Abstract
C. Melios et al. Nanoscale, 2017,9, 3440-3448 The effects of humidity on the electronic properties of quasi-free standing
one layer graphene (QFS 1LG) are investigated via simultaneous
magneto-transport in the van der Pauw geometry and local work function
measurements in a controlled environment. QFS 1LG on 4H-SiC(0001) is obtained
by hydrogen intercalation of the interfacial layer. In this system, the carrier
concentration experiences a two-fold increase in sensitivity to changes in
relative humidity as compared to the as-grown epitaxial graphene.

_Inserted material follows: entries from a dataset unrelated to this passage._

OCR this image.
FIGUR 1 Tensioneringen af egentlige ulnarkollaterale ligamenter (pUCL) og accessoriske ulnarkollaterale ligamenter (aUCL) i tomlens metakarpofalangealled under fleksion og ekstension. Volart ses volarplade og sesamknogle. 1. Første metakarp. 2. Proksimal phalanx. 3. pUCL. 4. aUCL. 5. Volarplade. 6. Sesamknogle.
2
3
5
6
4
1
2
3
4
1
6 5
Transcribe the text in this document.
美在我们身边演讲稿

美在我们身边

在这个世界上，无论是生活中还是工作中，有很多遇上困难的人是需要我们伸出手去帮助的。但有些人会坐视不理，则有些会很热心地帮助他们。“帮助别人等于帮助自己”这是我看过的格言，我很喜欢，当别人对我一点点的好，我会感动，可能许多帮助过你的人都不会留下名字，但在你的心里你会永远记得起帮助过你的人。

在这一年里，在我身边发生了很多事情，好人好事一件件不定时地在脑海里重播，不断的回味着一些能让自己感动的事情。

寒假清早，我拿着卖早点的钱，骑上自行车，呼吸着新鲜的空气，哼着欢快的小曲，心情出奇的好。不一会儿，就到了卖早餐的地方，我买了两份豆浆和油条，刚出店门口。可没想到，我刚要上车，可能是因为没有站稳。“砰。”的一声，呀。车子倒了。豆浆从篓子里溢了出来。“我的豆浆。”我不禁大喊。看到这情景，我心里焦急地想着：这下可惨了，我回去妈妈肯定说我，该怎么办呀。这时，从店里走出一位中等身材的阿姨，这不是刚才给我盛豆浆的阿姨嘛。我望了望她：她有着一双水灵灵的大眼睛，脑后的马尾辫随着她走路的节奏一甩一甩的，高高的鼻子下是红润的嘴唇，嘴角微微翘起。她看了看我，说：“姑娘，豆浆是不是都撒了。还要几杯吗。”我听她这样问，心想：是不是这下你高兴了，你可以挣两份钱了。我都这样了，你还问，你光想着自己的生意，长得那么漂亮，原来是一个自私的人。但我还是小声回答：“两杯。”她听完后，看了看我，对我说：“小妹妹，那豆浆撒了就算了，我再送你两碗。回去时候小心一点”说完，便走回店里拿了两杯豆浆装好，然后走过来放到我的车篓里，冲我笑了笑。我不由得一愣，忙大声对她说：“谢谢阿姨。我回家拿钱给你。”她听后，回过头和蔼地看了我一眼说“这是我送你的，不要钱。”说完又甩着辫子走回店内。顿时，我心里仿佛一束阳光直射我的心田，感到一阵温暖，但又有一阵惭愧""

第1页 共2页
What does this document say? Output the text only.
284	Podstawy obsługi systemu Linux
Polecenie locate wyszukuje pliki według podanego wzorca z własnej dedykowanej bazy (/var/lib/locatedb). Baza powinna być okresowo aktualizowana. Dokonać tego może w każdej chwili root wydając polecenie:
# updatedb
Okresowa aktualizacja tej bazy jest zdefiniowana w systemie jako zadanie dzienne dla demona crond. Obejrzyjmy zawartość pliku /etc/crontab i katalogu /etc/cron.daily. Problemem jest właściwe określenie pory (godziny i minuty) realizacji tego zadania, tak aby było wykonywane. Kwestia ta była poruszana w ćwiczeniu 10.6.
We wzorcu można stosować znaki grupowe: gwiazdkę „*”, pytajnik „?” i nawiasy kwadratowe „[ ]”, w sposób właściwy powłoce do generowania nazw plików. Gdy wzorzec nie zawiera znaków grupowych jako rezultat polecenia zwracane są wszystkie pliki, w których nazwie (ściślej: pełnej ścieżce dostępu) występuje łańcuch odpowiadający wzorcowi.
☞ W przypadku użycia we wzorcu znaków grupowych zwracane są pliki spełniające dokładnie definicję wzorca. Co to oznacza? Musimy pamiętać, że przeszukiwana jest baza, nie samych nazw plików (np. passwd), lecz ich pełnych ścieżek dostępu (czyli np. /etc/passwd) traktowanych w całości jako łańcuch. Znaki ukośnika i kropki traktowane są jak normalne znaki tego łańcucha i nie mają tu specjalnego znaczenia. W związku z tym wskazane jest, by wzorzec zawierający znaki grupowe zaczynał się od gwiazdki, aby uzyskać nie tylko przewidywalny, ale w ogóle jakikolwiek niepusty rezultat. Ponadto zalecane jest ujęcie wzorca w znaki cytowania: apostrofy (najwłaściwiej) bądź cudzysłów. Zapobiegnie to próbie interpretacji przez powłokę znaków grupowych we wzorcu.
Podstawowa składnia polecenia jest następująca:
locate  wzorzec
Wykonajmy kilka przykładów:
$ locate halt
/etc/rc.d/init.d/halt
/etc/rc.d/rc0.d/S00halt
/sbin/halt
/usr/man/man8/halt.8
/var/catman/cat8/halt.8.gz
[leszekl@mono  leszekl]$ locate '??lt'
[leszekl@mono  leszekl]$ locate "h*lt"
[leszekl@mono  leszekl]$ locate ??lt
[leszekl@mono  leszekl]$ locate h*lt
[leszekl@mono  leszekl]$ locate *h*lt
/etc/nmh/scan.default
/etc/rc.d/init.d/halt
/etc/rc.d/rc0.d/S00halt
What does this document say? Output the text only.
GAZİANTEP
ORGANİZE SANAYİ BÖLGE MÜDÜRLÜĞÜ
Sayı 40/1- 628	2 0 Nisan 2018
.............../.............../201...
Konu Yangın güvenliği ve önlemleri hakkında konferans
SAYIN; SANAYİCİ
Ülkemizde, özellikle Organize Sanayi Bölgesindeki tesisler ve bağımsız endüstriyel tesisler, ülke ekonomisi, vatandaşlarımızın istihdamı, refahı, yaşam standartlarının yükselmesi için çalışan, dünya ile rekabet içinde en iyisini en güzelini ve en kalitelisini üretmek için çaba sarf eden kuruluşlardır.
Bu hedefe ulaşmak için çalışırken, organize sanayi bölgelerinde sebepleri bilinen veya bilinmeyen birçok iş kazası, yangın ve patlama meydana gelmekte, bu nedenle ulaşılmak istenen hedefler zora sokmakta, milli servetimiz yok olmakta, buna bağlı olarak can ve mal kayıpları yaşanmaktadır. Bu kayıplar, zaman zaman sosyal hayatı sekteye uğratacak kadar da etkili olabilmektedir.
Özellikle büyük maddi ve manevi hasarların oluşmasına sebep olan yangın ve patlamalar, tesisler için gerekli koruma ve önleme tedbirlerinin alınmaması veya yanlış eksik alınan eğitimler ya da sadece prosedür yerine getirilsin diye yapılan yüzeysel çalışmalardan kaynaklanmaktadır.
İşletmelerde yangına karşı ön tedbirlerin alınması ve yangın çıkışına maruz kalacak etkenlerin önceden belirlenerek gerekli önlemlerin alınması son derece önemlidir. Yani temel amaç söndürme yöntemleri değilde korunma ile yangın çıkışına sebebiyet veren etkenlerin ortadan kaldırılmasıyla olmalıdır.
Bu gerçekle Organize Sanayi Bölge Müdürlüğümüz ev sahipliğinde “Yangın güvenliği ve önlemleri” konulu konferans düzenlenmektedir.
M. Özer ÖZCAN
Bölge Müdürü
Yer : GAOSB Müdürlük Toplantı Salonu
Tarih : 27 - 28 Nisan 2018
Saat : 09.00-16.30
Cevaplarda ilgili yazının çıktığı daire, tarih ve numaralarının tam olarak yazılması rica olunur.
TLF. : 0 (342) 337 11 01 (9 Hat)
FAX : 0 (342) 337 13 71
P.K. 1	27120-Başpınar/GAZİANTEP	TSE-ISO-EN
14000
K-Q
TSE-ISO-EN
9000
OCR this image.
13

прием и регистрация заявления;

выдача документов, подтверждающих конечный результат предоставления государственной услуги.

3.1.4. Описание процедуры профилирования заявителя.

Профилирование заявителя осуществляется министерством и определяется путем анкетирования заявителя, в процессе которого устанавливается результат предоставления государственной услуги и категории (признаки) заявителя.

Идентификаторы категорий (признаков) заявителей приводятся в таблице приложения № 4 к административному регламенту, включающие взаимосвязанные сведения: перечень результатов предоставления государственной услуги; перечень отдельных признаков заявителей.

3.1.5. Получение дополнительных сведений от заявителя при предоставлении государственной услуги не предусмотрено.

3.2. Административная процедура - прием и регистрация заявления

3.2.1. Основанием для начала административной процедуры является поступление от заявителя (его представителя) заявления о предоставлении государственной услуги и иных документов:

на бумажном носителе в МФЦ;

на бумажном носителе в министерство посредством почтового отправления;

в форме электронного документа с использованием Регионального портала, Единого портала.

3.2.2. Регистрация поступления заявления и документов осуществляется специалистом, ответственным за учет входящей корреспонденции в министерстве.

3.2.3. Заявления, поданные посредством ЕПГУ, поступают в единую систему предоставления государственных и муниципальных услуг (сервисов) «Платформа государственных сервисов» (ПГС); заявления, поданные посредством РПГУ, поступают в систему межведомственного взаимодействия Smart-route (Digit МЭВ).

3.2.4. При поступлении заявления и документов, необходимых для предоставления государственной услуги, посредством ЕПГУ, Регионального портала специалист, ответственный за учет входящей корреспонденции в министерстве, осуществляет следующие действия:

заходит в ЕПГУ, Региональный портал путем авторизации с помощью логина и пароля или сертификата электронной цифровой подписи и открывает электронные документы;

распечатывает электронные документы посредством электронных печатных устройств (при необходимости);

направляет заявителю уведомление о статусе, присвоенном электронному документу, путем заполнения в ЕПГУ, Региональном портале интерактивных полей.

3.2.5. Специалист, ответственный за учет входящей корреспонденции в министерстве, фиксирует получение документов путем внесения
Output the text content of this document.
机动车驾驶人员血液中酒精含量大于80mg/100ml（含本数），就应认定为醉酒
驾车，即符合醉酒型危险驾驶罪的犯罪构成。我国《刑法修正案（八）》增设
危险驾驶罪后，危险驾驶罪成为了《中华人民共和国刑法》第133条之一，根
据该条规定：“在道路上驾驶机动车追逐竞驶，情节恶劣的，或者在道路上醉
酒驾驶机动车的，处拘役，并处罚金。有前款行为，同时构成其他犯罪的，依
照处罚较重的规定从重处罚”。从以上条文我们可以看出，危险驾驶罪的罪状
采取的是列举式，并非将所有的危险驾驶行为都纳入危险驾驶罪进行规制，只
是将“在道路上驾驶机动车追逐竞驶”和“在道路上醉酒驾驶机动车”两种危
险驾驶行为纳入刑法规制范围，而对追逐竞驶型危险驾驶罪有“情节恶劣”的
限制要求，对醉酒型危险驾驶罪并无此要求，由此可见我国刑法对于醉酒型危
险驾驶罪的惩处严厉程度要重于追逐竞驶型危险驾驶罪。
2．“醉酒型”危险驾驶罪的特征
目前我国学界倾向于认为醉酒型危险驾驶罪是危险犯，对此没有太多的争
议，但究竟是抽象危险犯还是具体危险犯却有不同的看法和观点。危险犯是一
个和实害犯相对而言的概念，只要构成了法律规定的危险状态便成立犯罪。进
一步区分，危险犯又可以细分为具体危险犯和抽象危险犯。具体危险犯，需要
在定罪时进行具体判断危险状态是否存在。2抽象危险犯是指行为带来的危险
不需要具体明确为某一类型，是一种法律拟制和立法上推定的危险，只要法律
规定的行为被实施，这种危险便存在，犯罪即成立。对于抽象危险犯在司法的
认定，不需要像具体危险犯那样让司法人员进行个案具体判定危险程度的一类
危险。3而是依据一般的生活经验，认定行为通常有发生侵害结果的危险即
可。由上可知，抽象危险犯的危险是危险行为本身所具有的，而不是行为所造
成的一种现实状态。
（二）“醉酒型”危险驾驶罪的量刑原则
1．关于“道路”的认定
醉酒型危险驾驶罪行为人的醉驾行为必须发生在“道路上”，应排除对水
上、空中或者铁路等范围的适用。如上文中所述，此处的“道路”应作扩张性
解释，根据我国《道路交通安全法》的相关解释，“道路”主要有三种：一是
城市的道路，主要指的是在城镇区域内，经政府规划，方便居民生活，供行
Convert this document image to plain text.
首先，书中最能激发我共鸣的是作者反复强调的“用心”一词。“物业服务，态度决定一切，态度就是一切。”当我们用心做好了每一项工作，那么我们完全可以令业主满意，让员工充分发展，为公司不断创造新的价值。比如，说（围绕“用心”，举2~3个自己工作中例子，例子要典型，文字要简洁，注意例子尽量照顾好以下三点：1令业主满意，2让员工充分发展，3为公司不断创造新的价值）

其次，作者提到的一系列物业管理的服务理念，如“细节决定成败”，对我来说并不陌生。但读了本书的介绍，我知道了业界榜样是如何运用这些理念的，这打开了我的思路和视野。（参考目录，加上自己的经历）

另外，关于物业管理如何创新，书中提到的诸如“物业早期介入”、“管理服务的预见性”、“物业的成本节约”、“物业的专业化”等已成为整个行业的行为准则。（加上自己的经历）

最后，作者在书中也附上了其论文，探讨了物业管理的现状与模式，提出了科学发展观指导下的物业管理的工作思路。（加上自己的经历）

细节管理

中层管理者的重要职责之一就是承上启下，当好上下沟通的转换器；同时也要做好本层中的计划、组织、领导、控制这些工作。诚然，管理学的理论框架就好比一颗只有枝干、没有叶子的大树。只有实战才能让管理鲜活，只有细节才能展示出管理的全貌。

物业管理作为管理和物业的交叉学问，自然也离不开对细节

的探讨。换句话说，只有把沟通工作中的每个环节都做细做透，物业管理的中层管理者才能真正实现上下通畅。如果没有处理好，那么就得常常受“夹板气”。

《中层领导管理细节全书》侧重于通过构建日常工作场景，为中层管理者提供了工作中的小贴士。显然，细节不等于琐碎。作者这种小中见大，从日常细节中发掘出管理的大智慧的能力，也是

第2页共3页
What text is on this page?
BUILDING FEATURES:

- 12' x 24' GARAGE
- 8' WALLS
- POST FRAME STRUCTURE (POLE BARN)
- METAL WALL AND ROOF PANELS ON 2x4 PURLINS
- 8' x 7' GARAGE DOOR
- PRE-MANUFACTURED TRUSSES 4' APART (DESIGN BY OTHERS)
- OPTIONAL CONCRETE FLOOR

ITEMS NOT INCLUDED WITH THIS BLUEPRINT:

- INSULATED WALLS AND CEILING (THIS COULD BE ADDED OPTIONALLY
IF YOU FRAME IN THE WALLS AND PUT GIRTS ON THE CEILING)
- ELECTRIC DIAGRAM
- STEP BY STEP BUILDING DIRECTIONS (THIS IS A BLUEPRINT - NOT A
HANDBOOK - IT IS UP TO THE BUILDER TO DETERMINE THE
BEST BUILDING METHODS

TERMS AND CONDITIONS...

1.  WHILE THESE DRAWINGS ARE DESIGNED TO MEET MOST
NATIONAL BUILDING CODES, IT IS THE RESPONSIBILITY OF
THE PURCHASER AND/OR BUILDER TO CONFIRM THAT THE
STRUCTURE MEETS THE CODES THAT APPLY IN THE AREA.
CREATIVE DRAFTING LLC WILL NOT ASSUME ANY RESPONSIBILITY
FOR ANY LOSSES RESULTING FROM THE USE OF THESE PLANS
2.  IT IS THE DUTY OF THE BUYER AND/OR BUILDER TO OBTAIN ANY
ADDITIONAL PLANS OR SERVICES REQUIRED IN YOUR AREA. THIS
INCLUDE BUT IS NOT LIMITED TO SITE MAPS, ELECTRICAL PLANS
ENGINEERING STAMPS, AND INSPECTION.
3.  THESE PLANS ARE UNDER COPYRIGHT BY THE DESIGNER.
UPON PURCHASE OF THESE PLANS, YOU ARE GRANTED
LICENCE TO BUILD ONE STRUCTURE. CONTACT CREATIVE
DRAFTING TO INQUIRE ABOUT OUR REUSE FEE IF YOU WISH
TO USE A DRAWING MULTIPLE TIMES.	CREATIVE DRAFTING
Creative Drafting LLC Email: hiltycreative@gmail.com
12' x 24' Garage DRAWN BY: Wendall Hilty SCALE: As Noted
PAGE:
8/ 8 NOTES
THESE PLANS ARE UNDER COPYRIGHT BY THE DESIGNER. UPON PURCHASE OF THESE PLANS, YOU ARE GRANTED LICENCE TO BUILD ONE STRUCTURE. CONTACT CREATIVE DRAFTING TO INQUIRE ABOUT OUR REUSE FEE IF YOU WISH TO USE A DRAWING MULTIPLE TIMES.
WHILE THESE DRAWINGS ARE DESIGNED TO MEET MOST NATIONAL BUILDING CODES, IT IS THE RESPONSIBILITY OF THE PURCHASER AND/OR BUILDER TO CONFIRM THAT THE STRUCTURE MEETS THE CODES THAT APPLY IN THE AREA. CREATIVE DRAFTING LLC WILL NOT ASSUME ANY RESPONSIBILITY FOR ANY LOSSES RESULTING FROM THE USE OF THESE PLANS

This enhanced
sensitivity to water is attributed to the lowering of the hydrophobicity of QFS
1LG, which results from spontaneous polarization of 4H-SiC(0001) strongly
influencing the graphene. Moreover, the superior carrier mobility of the QFS
1LG system is retained even at the highest humidity. The work function maps
constructed from Kelvin probe force microscopy also revealed higher sensitivity
to water for 1LG compared to 2LG in both QFS 1LG and as-grown systems. These
results point to a new field of applications for QFS 1LG, i.e., as humidity
sensors, and the corresponding need for metrology in calibration of
graphene-based sensors and devices.